Vaubel is a Brooklyn-born Public Artist who moved to Buffalo in 2014.

Vaubel is a Brooklyn-born Public Artist who moved to Buffalo in 2014 and became instantly fascinated by the power of the site-specific art happening in places like Hi-Temp Warehouse (now closed) and Silo City.

“After visiting these spaces and experiencing how they were activated by art-making, I recognized the power of place to empower the imagination. Tied to the places are  the people who own them, John McKendry and Rick Smith. They understand the unique blend of commerce, the grit of industry, its history, and the artistic inspiration that can, if we let it, be inspired by such incredible structures.”

For Vaubel, the way to re-experience Silo City and, perhaps most importantly, to re-imagine how we build a sense of place and community, is to take on this practically herculean task of constructing a completely new environment together.
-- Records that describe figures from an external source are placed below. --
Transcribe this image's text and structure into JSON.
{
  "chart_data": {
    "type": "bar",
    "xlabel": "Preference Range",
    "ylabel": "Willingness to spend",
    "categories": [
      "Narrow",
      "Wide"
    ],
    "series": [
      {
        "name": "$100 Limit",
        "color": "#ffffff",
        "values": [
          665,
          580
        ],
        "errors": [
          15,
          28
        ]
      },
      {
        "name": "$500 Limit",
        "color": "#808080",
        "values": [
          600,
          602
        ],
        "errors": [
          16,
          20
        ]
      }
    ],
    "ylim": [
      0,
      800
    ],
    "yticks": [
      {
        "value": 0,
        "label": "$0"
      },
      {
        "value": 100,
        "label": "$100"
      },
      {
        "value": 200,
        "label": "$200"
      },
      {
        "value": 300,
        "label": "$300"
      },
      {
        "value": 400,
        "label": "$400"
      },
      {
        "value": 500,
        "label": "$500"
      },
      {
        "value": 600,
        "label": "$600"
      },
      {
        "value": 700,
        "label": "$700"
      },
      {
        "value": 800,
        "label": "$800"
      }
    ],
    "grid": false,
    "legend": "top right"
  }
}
“Over the past several months we’ve been prototyping inflatable designs, testing them in a series of open workshops where we’ve invited community members to join us in the process of cutting, taping, and building.”

“These specific designs were chosen because they could be built by people who don’t self-identify as designers. When these individuals walk into the performance, months later, they are not just an observer of the production, but they were participants in its creation. They know how and where they taped the seams, and the places where they cut the plastic.”

Vaubel has taken on an incredibly demanding schedule to create the festival, but insists “this work can create a renewed sense of purpose about what it means to be a citizen in our country and city today. It feels vitally necessary. Such logic leads one to dream … and the farther the dream goes the more it demands of you!”

In order for the festival to be realized for its public performances, there are still significant costs that need to be covered.

In order for the festival to be realized for its public performances, there are still significant costs that need to be covered.

These include those of purchasing materials for the inflatables, renting lighting equipment to fill Marine A, publishing costs to produce the Indeterminacy Handbook, and travel costs associated with the invited artists from out of town.

Donations can be made on the Indeterminacy Festival’s Indiegogo page until May 1st.

“This project is about re-envisioning our city, together. This process cannot happen without collaboration, because we cannot do this alone. Working together means that we have to accept the uncertainties and flaws we encounter in ourselves and each other, as we co-create. However, it is through a practice of mutual trust and collaboration, that we can harness indeterminacy as creative fuel to build our collective future.”